If any provision of this Certificate of Incorporation becomes or is declared on any ground by a court of competent jurisdiction to be illegal, unenforceable or void, portions of such provision, or such provision in its entirety, to the extent necessary, shall be severed from this Certificate of Incorporation, and the court will replace such illegal, void or unenforceable provision of this Certificate of Incorporation with a valid and enforceable provision that most accurately reflects the Corporation’s intent, in order to achieve, to the maximum extent possible, the same economic, business and other purposes of the illegal, void or unenforceable provision. The balance of this Certificate of Incorporation shall be enforceable in accordance with its terms.

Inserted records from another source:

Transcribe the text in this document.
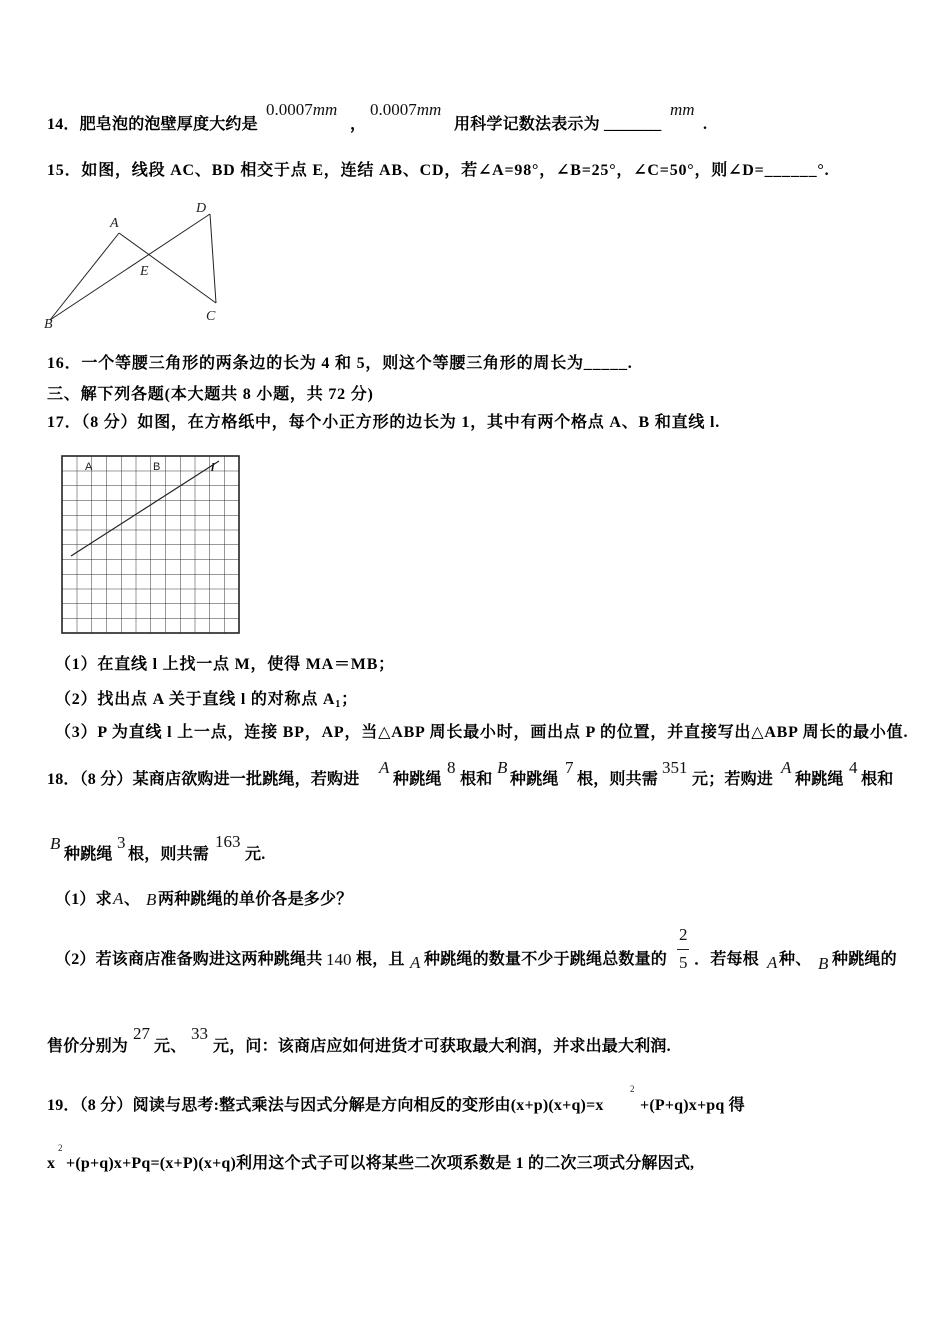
14．肥皂泡的泡壁厚度大约是
0.0007mm
，
0.0007mm
用科学记数法表示为 _______
mm
.
15．如图，线段 AC、BD 相交于点 E，连结 AB、CD，若∠A=98°，∠B=25°，∠C=50°，则∠D=______°.
A
D
E
B
C
16．一个等腰三角形的两条边的长为 4 和 5，则这个等腰三角形的周长为_____.
三、解下列各题(本大题共 8 小题，共 72 分)
17．（8 分）如图，在方格纸中，每个小正方形的边长为 1，其中有两个格点 A、B 和直线 l.
A	B	l
（1）在直线 l 上找一点 M，使得 MA＝MB；
（2）找出点 A 关于直线 l 的对称点 $A_1$；
（3）P 为直线 l 上一点，连接 BP，AP，当△ABP 周长最小时，画出点 P 的位置，并直接写出△ABP 周长的最小值.
18．（8 分）某商店欲购进一批跳绳，若购进
A
种跳绳
8
根和
B
种跳绳
7
根，则共需
351
元；若购进
A
种跳绳
4
根和
B
种跳绳
3
根，则共需
163
元.
（1）求 A 、 B 两种跳绳的单价各是多少？
（2）若该商店准备购进这两种跳绳共 140 根，且 A 种跳绳的数量不少于跳绳总数量的
2
5 ．若每根 A 种、 B 种跳绳的
售价分别为
27
元、
33
元，问：该商店应如何进货才可获取最大利润，并求出最大利润.
19．（8 分）阅读与思考:整式乘法与因式分解是方向相反的变形由(x+p)(x+q)=x
2
+(P+q)x+pq 得
x
2
+(p+q)x+Pq=(x+P)(x+q)利用这个式子可以将某些二次项系数是 1 的二次三项式分解因式,
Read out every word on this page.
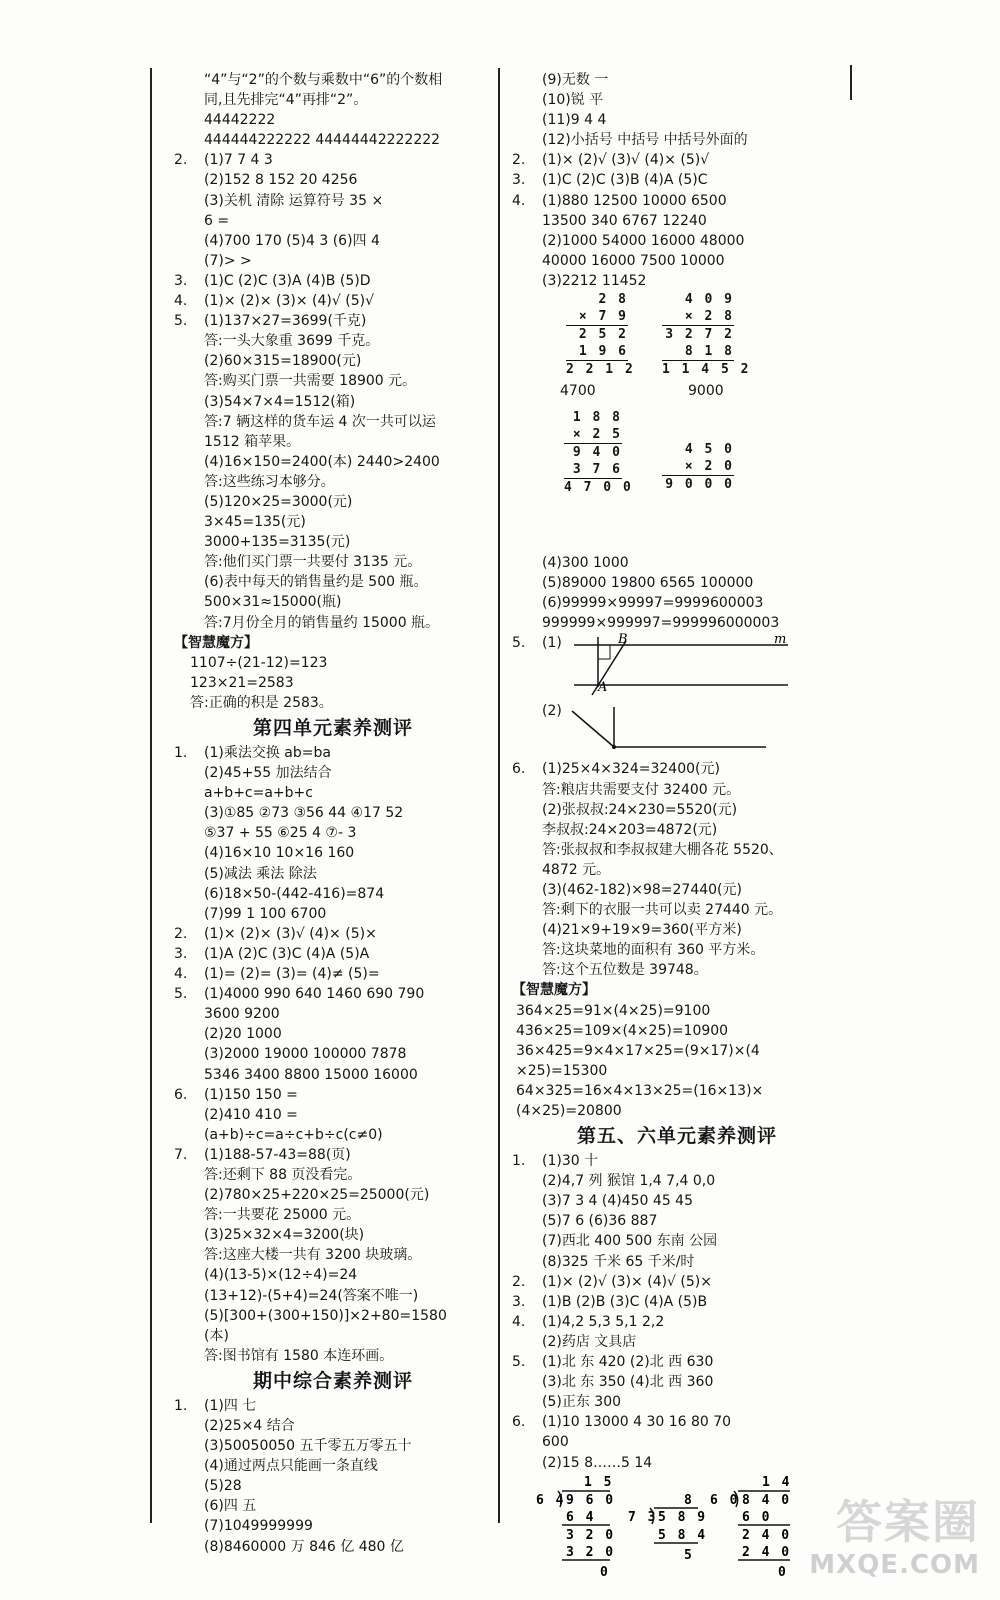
“4”与“2”的个数与乘数中“6”的个数相
同,且先排完“4”再排“2”。
44442222
444444222222 44444442222222
2. (1)7 7 4 3
(2)152 8 152 20 4256
(3)关机 清除 运算符号 35 ×
6 =
(4)700 170 (5)4 3 (6)四 4
(7)> >
3. (1)C (2)C (3)A (4)B (5)D
4. (1)× (2)× (3)× (4)√ (5)√
5. (1)137×27=3699(千克)
答:一头大象重 3699 千克。
(2)60×315=18900(元)
答:购买门票一共需要 18900 元。
(3)54×7×4=1512(箱)
答:7 辆这样的货车运 4 次一共可以运
1512 箱苹果。
(4)16×150=2400(本) 2440>2400
答:这些练习本够分。
(5)120×25=3000(元)
3×45=135(元)
3000+135=3135(元)
答:他们买门票一共要付 3135 元。
(6)表中每天的销售量约是 500 瓶。
500×31≈15000(瓶)
答:7月份全月的销售量约 15000 瓶。
【智慧魔方】
1107÷(21-12)=123
123×21=2583
答:正确的积是 2583。
第四单元素养测评
1. (1)乘法交换 ab=ba
(2)45+55 加法结合
a+b+c=a+b+c
(3)①85 ②73 ③56 44 ④17 52
⑤37 + 55 ⑥25 4 ⑦- 3
(4)16×10 10×16 160
(5)减法 乘法 除法
(6)18×50-(442-416)=874
(7)99 1 100 6700
2. (1)× (2)× (3)√ (4)× (5)×
3. (1)A (2)C (3)C (4)A (5)A
4. (1)= (2)= (3)= (4)≠ (5)=
5. (1)4000 990 640 1460 690 790
3600 9200
(2)20 1000
(3)2000 19000 100000 7878
5346 3400 8800 15000 16000
6. (1)150 150 =
(2)410 410 =
(a+b)÷c=a÷c+b÷c(c≠0)
7. (1)188-57-43=88(页)
答:还剩下 88 页没看完。
(2)780×25+220×25=25000(元)
答:一共要花 25000 元。
(3)25×32×4=3200(块)
答:这座大楼一共有 3200 块玻璃。
(4)(13-5)×(12÷4)=24
(13+12)-(5+4)=24(答案不唯一)
(5)[300+(300+150)]×2+80=1580
(本)
答:图书馆有 1580 本连环画。
期中综合素养测评
1. (1)四 七
(2)25×4 结合
(3)50050050 五千零五万零五十
(4)通过两点只能画一条直线
(5)28
(6)四 五
(7)1049999999
(8)8460000 万 846 亿 480 亿
(9)无数 一
(10)锐 平
(11)9 4 4
(12)小括号 中括号 中括号外面的
2. (1)× (2)√ (3)√ (4)× (5)√
3. (1)C (2)C (3)B (4)A (5)C
4. (1)880 12500 10000 6500
13500 340 6767 12240
(2)1000 54000 16000 48000
40000 16000 7500 10000
(3)2212 11452
2 8
× 7 9
2 5 2
1 9 6
2 2 1 2
4 0 9
× 2 8
3 2 7 2
8 1 8
1 1 4 5 2
4700	9000
1 8 8
× 2 5
9 4 0
3 7 6
4 7 0 0
4 5 0
× 2 0
9 0 0 0
(4)300 1000
(5)89000 19800 6565 100000
(6)99999×99997=9999600003
999999×999997=999996000003
5. (1)
(2)
B	m
A
6. (1)25×4×324=32400(元)
答:粮店共需要支付 32400 元。
(2)张叔叔:24×230=5520(元)
李叔叔:24×203=4872(元)
答:张叔叔和李叔叔建大棚各花 5520、
4872 元。
(3)(462-182)×98=27440(元)
答:剩下的衣服一共可以卖 27440 元。
(4)21×9+19×9=360(平方米)
答:这块菜地的面积有 360 平方米。
答:这个五位数是 39748。
【智慧魔方】
364×25=91×(4×25)=9100
436×25=109×(4×25)=10900
36×425=9×4×17×25=(9×17)×(4
×25)=15300
64×325=16×4×13×25=(16×13)×
(4×25)=20800
第五、六单元素养测评
1. (1)30 十
(2)4,7 列 猴馆 1,4 7,4 0,0
(3)7 3 4 (4)450 45 45
(5)7 6 (6)36 887
(7)西北 400 500 东南 公园
(8)325 千米 65 千米/时
2. (1)× (2)√ (3)× (4)√ (5)×
3. (1)B (2)B (3)C (4)A (5)B
4. (1)4,2 5,3 5,1 2,2
(2)药店 文具店
5. (1)北 东 420 (2)北 西 630
(3)北 东 350 (4)北 西 360
(5)正东 300
6. (1)10 13000 4 30 16 80 70
600
(2)15 8……5 14
1 5
6 4 9 6 0
6 4
3 2 0
3 2 0
0
8
7 3 5 8 9
5 8 4
5
1 4
6 0 8 4 0
6 0
2 4 0
2 4 0
0
答案圈
MXQE.COM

The Corporation reserves the right to amend or repeal any provision contained in this Certificate of Incorporation in the manner prescribed by the laws of the State of Delaware and all rights conferred upon stockholders are granted subject to this reservation; provided, however, that, notwithstanding any other provision of this Certificate of Incorporation or any provision of law that might otherwise permit a lesser vote or no vote, but in addition to any vote of the holders of any class or series of the stock of the Corporation required by law or by this Certificate of Incorporation, and subject to Section 2.1 of Article IV, the affirmative vote of the holders of at least two-thirds of the voting power of all of the then-outstanding shares of the capital stock of the Corporation entitled to vote generally in the election of directors, voting together as a single class, shall be required to amend or repeal this Article X, Section 2 of Article IV, Article V, Article VI, Article VII, or Article IX of this Certificate of Incorporation; provided, further, that if two-thirds of the Whole Board has approved such amendment or repeal of any provisions of this Certificate of Incorporation, then only the affirmative vote of the holders of at least a majority of the voting power of all of the then-outstanding shares of the capital stock of the Corporation entitled to vote generally in the election of directors, voting together as a single class, shall be required to amend or repeal any provision of this Certificate of Incorporation.